たとえば、税務申告をすでに2期分行っている事業者は、日本政策金融公庫の新創業融資に申し込む資格がありません。(創業融資以外の融資制度はもちろん可能です)

(2) 融資対象外の業種ではありませんか?

風俗業、遊興娯楽業、金融業、保険業などは融資対象外になる事業を営んでいる場合も融資不可となります。
実際にその事業を営んでいなくても、会社の目的にそれらの業種を入れているだけで融資不可となる可能性がありますので注意が必要です。

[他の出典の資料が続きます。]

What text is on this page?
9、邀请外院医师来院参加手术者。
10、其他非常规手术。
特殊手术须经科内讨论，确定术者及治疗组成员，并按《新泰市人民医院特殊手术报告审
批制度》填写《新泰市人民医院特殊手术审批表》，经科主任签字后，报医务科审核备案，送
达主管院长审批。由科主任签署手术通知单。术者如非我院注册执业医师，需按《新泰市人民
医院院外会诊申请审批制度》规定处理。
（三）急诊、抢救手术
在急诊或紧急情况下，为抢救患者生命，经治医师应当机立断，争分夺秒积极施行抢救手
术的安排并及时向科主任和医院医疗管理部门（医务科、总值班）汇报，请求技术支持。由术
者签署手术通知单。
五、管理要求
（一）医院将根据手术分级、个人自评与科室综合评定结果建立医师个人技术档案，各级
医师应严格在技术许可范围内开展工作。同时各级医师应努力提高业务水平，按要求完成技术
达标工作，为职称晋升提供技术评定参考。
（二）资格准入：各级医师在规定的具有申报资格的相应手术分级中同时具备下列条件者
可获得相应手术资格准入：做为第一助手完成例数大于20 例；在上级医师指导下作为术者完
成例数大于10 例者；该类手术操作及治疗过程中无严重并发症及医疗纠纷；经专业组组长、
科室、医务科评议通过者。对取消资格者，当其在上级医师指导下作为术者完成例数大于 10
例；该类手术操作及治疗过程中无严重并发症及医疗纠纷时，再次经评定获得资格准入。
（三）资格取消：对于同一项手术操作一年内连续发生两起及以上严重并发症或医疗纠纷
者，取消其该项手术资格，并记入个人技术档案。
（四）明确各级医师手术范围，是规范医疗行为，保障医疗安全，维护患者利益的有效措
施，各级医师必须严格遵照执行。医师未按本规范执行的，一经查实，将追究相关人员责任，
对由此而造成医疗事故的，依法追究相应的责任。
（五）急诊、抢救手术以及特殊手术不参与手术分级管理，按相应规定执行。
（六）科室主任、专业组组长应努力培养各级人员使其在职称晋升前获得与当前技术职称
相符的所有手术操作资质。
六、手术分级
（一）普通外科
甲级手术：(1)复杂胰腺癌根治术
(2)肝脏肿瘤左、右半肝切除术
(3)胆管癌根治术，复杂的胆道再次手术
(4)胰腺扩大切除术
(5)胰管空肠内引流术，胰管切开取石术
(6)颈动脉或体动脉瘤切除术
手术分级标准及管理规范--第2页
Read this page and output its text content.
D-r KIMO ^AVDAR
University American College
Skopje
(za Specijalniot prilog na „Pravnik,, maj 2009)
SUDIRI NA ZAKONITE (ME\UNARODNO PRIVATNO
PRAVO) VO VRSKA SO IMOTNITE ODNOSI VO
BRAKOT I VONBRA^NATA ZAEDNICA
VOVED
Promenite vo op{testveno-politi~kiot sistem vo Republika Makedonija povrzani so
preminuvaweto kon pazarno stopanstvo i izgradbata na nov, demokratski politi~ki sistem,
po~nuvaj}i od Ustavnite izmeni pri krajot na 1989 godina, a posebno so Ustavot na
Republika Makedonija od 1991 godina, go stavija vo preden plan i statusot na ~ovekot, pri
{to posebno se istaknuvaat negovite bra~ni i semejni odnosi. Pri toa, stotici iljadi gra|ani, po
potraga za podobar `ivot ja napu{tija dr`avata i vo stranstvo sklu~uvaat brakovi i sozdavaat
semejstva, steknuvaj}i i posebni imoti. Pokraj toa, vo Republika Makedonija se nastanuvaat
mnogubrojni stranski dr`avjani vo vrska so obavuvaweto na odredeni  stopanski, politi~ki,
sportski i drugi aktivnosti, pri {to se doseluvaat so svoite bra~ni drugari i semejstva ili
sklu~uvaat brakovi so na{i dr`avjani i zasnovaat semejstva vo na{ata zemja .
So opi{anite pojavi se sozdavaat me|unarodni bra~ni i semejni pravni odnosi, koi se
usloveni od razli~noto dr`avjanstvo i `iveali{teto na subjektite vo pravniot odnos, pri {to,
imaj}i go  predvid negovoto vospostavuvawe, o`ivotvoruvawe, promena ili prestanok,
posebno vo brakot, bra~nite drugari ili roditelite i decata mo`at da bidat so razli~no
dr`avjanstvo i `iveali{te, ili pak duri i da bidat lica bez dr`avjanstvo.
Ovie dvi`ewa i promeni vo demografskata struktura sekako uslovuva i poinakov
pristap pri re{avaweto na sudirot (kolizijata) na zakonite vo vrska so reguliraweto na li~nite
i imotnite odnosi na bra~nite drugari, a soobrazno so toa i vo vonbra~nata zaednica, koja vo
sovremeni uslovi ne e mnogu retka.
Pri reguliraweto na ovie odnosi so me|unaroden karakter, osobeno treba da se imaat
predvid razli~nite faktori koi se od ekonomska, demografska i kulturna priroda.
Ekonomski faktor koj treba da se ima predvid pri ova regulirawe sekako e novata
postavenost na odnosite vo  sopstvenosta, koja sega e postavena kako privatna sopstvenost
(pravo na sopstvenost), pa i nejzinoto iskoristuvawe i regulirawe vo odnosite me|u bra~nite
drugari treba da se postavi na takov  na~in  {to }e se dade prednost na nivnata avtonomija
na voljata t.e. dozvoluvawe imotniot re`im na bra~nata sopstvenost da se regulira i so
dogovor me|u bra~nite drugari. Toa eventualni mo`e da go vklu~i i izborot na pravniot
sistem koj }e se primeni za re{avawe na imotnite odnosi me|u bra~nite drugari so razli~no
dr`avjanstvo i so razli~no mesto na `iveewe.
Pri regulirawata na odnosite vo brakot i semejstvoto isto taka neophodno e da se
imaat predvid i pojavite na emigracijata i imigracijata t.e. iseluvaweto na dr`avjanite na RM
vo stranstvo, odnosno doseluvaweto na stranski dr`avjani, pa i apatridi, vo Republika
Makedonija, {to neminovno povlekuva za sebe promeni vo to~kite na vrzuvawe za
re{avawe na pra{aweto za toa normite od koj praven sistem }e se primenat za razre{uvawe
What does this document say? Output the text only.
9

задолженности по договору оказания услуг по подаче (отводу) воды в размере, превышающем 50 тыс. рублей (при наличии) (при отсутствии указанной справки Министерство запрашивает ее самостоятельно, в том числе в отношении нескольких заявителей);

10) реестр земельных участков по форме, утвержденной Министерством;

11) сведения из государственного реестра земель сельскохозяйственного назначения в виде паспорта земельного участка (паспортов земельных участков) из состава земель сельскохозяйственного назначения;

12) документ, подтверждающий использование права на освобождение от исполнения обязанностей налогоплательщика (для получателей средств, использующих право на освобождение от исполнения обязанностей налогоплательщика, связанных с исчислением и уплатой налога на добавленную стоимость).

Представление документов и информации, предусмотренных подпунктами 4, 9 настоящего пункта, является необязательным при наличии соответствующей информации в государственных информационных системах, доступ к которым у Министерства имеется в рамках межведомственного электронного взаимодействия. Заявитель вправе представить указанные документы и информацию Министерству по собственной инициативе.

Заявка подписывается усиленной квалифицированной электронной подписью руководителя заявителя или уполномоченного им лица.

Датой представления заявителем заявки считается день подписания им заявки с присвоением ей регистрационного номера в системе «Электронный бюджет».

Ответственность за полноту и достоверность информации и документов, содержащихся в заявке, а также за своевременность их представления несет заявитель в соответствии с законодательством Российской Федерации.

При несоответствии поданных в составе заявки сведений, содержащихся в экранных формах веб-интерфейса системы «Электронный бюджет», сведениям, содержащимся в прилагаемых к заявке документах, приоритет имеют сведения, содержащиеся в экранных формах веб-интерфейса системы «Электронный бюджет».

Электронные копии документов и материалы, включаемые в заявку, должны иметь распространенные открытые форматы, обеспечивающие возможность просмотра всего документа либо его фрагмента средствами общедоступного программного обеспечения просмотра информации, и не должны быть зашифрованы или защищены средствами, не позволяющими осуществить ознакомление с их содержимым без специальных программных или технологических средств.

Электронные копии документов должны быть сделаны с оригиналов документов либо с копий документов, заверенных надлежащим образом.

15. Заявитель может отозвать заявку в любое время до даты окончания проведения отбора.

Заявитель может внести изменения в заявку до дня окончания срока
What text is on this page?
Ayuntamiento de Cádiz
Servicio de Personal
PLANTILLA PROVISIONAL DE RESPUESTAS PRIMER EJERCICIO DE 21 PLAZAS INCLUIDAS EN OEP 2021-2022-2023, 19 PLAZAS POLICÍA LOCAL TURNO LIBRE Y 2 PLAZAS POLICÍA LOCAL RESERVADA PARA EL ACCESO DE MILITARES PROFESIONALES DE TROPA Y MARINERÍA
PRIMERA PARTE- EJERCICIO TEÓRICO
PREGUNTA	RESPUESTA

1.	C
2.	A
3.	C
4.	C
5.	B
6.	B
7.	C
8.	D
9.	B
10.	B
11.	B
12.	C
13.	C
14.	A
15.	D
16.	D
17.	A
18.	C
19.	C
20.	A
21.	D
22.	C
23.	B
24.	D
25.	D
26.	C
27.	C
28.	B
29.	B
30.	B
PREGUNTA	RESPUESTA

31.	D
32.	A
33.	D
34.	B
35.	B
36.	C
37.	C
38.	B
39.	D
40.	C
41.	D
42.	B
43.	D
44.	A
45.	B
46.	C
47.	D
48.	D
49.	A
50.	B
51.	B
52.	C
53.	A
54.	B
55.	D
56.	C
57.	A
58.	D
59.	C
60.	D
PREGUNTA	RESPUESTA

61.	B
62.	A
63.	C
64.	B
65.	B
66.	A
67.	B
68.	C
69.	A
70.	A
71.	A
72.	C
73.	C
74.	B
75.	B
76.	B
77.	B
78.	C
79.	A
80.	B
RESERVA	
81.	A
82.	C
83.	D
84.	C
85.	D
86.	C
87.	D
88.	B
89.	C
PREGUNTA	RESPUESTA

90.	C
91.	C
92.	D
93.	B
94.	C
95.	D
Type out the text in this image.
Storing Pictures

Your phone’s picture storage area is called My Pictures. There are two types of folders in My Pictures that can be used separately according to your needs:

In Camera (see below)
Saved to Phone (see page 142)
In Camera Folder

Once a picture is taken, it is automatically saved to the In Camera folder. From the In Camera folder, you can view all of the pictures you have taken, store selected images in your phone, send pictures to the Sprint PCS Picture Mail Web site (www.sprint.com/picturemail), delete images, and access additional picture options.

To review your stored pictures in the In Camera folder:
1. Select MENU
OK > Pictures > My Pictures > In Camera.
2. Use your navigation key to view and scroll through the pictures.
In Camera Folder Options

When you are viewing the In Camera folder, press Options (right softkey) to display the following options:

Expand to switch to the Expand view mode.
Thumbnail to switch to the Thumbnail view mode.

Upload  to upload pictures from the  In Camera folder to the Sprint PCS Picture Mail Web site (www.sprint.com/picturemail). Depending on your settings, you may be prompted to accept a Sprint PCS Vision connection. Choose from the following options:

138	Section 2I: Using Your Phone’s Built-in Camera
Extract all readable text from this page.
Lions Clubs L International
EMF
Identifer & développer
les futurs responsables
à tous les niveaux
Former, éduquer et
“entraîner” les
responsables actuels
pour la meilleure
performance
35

(3) 根拠のない不自然な自己資金 「見せ金は99%バレます」

創業融資では自己資金をコツコツ貯めていることが大切な要件となります。
「見せ金」のような形で、無理やりどこかから調達してきた資金は見せ金と見なされ自己資金にはカウントされません。
創業融資では自己資金は融資額の1/10が必要となっていますが、実務上は1/3程度は自己資金が準備されていると融資の審査が通りやすくなる傾向にあります。
なお、美容店や飲食店のケースでは、サラリーマン時代の給与額が低く抑えられている事が通常ですので、自己資金を100万円程度貯めた場合でも、他の業種よりは高い評価になる傾向があります。
なお、自己資金のうち一部を親族から資金の提供を受けた場合、親族からの借入も自己資金に認めてもらえるケースが多くあります。
ただ、自己資金として親族から借入する金額が、創業における自己資金の全額ではなく、2/3程度は自分でコツコツと会社員のときの給与額から貯金を行い、自己資金のうち不足している一部、1/3程度の範囲内であれば自己資金として認められるケースもあります。

(4) 会社設立時における資本金の見せ金

上記(3)と同様に、見せ金によって資本金を水増ししている場合、金融機関などからの信用を失い、創業融資のみならず、金融取引全般について制限を受ける可能性があります。
見せ金というのは、会社設立時において、他者から借り入れた資金を資本金として拠出し、会社設立後、その資金を引き出して返済する行為のことを指します。
登記実務上は資本金を増やすことができても、融資審査の際には通帳などで入出金まで確認されますので、見せ金などの行為は発覚します。

(5) 資金使途

一般に、融資の審査では、資金使途が重要視されます。
創業融資では、商品仕入などに使用する「運転資金」、店舗設備や製造用機械などに使用する「設備資金」に対して融資を受けることができます。
これに対して、事業との関連が不明確な資金、店舗兼住宅の住宅部分に使用される資金、資本金などに充当される資金、赤字補填や生活費に充てられる資金などは融資の対象とはなりません。

(6) 提出資料における空欄

創業融資の際には、融資申込書、創業計画書その他の資料の提出が必要となります。
これらの資料で空欄が目立つと経営者としての姿勢に疑問を持たれ、融資担当者の心証が悪くなる可能性があります。
不利と思われる情報についても、隠すという姿勢ではなく、誠実に情報開示するとともに、自己アピールに利用できる欄は積極的に利用するというスタンスが重要といえます。
また、創業計画書の作りこみが不完全で十分でなく、「なんとなく開業したいからお金を貸してください」という気持ちで書いた計画書であれば、融資が受けられる可能性は非常に低いです。

面接当日の注意点

(1) 当日の服装や態度

服装については必ずしもスーツを着ていく必要はありません。
しかし、金融機関に面接に行くのに過度に派手な服装や華美な服装をして行くことは社会人としての常識を疑われる可能性があります。
また、面接を受ける際の態度も経営者としての資質を見る上で参考にされます。
融資担当者の心情的な部分に関わりますので、相手が不快にならないような服装や態度を心掛けることが大切です。

(2) 根拠のない希望額や回答内容

融資希望金額は創業計画書と整合したものであり、資金使途が明確に説明できる必要があります。
「いくらでも良いので、なるべく多く借りたい」などの根拠のない回答では、融資判断ができないのと同時に、創業計画書や事業の見通しも根拠がないものと判断されかねません。
また、融資担当者から質問された事項がすぐにわからない場合は適当に回答するのではなく、「今はわからないので調べてから連絡します」など誠実に対応することが大切です。

(3) 第三者が同席すること

融資の面接には、税理士が日本政策金融公庫と連携して融資を支援しているケースを除いて、1人で臨むことが基本となります。
なお、公庫と提携していない資金調達アドバイザーやコンサルタントなどが同席することはおすすめできません。
第三者が同席して、経営者の代わりに創業計画書の内容などについて回答することは、経営者としての能力や自主性がないと判断される可能性が高いといえます。